John Griffin

No. 21, 34
- Position: Running back

Personal information
- Born: December 17, 1988 (age 37) Austin, Texas, U.S.
- Listed height: 6 ft 0 in (1.83 m)
- Listed weight: 215 lb (98 kg)

Career information
- High school: Ashburnham (MA) Oakmont
- College: Massachusetts
- NFL draft: 2011: undrafted

Career history
- Cincinnati Bengals (2011)*; Omaha Nighthawks (2011); New York Jets (2012)*; Omaha Nighthawks (2012); New York Jets (2012–2013); Omaha Mammoths (2014);
- * Offseason or practice squad member only
- Stats at Pro Football Reference

= John Griffin (running back) =

American football player (born 1988)

John Anthony Griffin (born December 17, 1988) is an American former football running back. Who most recently played for the Omaha Mammoths of the Fall Experimental Football League. He signed with the Cincinnati Bengals as an undrafted free agent in 2011. He played college football at Northeastern until transferring to the University of Massachusetts for his senior season.

==Early life==
He attended Oakmont Regional High School in Massachusetts where he just played one year on the varsity team. He broke the high school record for touchdowns in a single season with 25. He won a state title in the 100 meter dash and holds his highschool 100 meter and long jump record.

==College career==
He played his first three seasons at Northeastern and was named to the 2009 CAA First-team before transferring to the University of Massachusetts. He was named to the 2010 CAA Third-team and was a FCS Senior Bowl Preseason All-American while at the university of Massachusetts.

==Professional career==

===Cincinnati Bengals===
On July 27, 2011, he signed with the Cincinnati Bengals as an undrafted free agent. On September 3, 2011, he was released.

===Omaha Nighthawks===
He played for the Omaha Nighthawks of the United Football League for their 2011 season.

===New York Jets===
Griffin was signed to a future/reserve contract by the New York Jets on January 2, 2012. He was waived on August 8, 2012.
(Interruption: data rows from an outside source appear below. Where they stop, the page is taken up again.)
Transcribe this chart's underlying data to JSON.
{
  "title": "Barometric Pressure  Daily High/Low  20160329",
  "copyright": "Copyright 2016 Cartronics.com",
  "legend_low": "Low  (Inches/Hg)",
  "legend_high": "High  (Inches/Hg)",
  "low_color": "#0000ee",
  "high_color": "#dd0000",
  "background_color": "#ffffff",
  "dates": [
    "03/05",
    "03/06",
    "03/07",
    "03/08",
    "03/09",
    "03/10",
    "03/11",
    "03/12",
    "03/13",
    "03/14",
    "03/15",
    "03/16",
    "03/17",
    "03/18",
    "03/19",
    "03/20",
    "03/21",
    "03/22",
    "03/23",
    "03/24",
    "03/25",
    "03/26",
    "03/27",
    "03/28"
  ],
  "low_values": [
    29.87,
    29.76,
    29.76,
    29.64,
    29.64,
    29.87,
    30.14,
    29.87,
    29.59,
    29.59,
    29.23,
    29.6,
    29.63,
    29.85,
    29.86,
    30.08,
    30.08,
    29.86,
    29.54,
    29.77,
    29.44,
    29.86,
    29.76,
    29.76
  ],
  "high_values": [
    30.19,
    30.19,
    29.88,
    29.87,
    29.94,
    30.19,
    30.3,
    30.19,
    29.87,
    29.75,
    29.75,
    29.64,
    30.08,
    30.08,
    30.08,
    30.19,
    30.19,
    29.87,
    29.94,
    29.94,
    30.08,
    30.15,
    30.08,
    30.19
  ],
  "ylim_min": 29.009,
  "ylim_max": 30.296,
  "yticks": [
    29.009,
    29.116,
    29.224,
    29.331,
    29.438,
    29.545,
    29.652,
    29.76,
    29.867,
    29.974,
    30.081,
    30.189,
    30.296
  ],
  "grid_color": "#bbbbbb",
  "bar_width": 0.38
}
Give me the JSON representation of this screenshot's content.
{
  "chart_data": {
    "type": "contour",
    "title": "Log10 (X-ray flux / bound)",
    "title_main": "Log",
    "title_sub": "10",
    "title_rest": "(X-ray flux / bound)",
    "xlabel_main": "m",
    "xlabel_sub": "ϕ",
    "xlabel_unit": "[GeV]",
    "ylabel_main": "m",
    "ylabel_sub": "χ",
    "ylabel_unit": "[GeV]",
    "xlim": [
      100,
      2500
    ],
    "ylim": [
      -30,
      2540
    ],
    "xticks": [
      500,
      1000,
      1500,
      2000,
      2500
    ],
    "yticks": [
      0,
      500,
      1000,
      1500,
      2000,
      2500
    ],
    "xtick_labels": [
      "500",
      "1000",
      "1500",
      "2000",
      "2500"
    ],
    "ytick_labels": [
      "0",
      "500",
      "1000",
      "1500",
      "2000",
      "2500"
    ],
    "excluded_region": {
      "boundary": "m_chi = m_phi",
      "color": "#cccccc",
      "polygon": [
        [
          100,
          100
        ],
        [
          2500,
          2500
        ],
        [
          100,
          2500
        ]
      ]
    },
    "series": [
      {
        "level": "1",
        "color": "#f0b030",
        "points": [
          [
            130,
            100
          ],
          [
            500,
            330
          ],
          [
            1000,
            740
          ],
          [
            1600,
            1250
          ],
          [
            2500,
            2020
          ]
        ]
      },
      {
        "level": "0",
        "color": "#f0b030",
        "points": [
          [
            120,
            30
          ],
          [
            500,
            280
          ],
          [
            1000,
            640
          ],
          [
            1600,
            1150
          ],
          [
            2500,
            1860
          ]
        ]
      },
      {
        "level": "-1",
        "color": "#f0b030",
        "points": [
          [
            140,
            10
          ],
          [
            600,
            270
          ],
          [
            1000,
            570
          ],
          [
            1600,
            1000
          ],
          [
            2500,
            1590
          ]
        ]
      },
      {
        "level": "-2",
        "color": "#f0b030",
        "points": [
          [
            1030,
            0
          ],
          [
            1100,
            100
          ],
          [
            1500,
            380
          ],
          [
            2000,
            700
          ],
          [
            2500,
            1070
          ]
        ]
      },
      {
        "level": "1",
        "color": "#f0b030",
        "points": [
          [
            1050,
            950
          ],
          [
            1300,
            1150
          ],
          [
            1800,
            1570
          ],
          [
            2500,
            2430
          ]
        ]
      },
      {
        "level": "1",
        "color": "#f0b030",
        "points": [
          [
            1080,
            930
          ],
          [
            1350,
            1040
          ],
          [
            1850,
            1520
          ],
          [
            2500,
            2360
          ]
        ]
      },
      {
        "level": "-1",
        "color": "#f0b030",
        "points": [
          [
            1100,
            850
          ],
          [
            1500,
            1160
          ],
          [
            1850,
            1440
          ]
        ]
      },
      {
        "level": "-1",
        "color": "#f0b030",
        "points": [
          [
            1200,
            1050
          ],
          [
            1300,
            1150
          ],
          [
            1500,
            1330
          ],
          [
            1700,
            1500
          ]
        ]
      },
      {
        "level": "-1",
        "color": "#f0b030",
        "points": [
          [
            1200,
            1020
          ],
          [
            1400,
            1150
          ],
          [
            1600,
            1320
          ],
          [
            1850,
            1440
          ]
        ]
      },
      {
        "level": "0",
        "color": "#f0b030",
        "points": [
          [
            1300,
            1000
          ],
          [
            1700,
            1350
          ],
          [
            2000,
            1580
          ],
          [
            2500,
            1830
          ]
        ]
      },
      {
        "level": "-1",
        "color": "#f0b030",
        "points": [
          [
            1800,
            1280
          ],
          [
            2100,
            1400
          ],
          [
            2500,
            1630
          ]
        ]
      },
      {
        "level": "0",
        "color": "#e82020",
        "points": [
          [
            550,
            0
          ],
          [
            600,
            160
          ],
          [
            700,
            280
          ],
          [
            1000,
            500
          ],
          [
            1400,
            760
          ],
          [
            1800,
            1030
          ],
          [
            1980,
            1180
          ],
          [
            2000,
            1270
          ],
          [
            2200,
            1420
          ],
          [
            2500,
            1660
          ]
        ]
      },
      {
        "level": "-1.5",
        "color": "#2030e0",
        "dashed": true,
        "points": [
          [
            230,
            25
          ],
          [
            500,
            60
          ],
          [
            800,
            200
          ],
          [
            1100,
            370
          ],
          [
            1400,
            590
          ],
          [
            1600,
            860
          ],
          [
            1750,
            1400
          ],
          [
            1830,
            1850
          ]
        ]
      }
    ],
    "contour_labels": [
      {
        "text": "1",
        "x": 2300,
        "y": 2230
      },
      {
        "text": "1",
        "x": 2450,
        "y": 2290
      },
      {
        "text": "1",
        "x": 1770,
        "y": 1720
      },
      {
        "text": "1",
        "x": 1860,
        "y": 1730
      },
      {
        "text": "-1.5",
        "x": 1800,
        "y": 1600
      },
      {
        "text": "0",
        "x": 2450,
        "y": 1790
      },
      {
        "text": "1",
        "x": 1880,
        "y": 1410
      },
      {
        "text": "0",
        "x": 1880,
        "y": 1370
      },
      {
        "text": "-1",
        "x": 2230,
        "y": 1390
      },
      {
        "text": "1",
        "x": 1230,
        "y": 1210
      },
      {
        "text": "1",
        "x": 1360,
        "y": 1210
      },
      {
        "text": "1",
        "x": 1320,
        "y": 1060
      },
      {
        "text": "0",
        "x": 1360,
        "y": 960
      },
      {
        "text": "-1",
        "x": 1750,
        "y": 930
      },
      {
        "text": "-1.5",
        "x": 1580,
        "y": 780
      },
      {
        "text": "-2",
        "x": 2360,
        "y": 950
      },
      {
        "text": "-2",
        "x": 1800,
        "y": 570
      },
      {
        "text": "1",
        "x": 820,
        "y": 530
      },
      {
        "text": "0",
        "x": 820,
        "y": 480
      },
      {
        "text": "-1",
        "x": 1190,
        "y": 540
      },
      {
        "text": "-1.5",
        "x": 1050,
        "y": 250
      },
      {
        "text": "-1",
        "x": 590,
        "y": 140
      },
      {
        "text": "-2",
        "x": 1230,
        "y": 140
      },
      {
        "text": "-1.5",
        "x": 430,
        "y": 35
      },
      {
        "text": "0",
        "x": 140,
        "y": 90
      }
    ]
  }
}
===Second stint with the Nighthawks===
He re-signed with the Omaha Nighthawks of the United Football League for their 2012 season.

===Second stint with the Jets===
Griffin was signed to the New York Jets' practice squad on November 5, 2012. He was signed to the active roster on December 28, 2012. On August 9, 2013, in the Jets' first preseason game against the Detroit Lions, Griffin suffered a broken leg. The injury occurred on a horse-collar tackle by linebacker Travis Lewis. Griffin was waived on August 11, 2013. He cleared waivers and was placed on the team's injured reserve list on August 13, 2013.